MCW Professor Helps Fellow Native Americans Improve Wellness by Reclaiming Culture

MCW professor helps fellow Native Americans improve wellness by reclaiming culture

There’s a major phenomenon growing with Indigenous people, according to Brian Jackson, MS, EdD, an assistant professor at the Medical College of Wisconsin (MCW) and member of the Lac Du Flambeau Band of Lake Superior Chippewa Indians, also known as the “Fish Clan.”

“We’re reclaiming our ways,” Dr. Jackson says. “It’s not about asking permission.”

The ways of his people, he says, include harvesting wild rice in autumn, tapping for maple syrup and spearfishing in the spring, and picking medicine throughout the year.

They include sharing foods like deer and fish.

“Elders first,” says Jackson, who added that the practice reinforces ancestral teachings related to taking only what you need and sharing the rest. “They’ll get a package of fish, then the community folks come after that.”

But before they even enter the water for rice, tap the trees or fish or hunt deer, a give and take must take place – an offering of medicine, usually tobacco.

“Those things are really what shaped us,” he says. “We still practice those ways because that’s who we are.”

Unfortunately, some of who they are is also shaped by the historical traumas Native Americans endured during attempts to strip those traditions from them. Among the tragedies, Dr. Jackson says, happened throughout the late 1800s and well into the 1900s, when youths were taken from their families and forced into boarding schools, where their hair was cut and they were forbidden to speak their languages.

“That’s what really halted our language during that time,” he says. “We struggle today to revitalize our language.”

A Feeling of Personal and Native Pride

Dr. Jackson says that reclaiming their languages, traditions and ceremonies are key to improving wellness in Native American communities and overcoming the many challenges it faces, including disparities in cancer and diabetes, and drug and other substance use.

“A lot of folks are struggling with wellness and being sober,” he says. “So we get a person to feel proud again about who they are, and that begins their healing journey pretty well.”

Supporting people on their journeys has been a life mission for Dr. Jackson, who grew up in Milwaukee before moving to the Lac Du Flambeau Reservation in northern Wisconsin as a troubled high schooler.

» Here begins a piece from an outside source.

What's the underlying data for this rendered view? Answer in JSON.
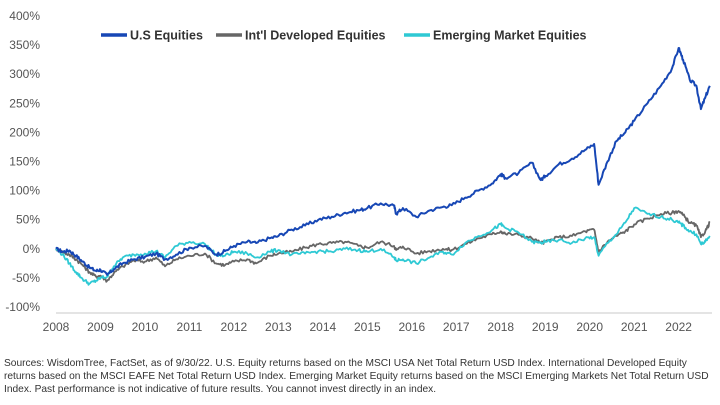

He credits his grandfather, Joseph Jackson, Sr., who retired after working in the automobile manufacturing industry for 35 years, and father, Dr. Alton Sonny Smart, a professor and Vietnam veteran who speaks fluent Ojibwe, for helping him turn his life around and motivating him to follow the path of education and culture — his two journeys.

Engaging Native Youth

He’s filled many different roles along that journey, including working with youth and families at the Boys and Girls Clubs, with 15-and 16-year-old juveniles at the Woodland Hills Correctional Facility, and with participants of the Family Circle Program in Lac Du Flambeau, and by helping develop the American Indian Science Scholar Program at UW-Milwaukee, which serves students interested in health and science.

“I open their eyes to on-campus experiences, to careers they never even thought of,” says Dr. Jackson, who plans to help develop a similar pathway program for high school students at MCW.

He’s also recently led immersion work that brings non-Native Americans into the reservation for a tour of the community, to meet tribal elders, and experience a powwow at the Indian Bowl.

“It’s about providing opportunities to know our neighbors so we can function and get along,” he shares.

Community-Based Participatory Research

Another major component of Dr. Jackson’s journey has been conducting community-based participatory research as part of the Great Lakes Native American Research Center for Health (GLNARCH) Community Scientific Advisory Committee. Conducting research with Native American communities can be a challenge in a community that is understandably skeptical about being studied.

“How’s it going to benefit our communities?” Dr. Jackson asks. “We’re not just numbers; we want people to be helped.”

Dr. Jackson says a key to research with Native Americans is earning trust and sharing stories.

“You have to sit down with them, take the time, maybe have a meal with them, share some tobacco,” he says. “Not just a one time shot, there’s some follow up to it; that goes a long way with Indian people.”

Dr. Jackson also finds it crucial to collect stories from elders to share with young people as a way of supporting cultural connections.

“We connect them with who they are, their ancestors,” he says. “It’s really the core for anybody for that matter.”

Dr. Jackson views his new role at MCW, which began at the beginning of 2023, as an opportunity to elevate the work he’s done in Indian Country for more than 25 years. It’s also a chance to help more Indigenous communities understand how vital it is to return to traditional values as Native Americans as a way to improve wellness.

“Our values are glossed over at times. It’s about the American Dream,” he says. “The more you get, the more important you are. It’s the opposite with Indian people. If you are sharing and elders see you sharing, that’s what it’s all about.”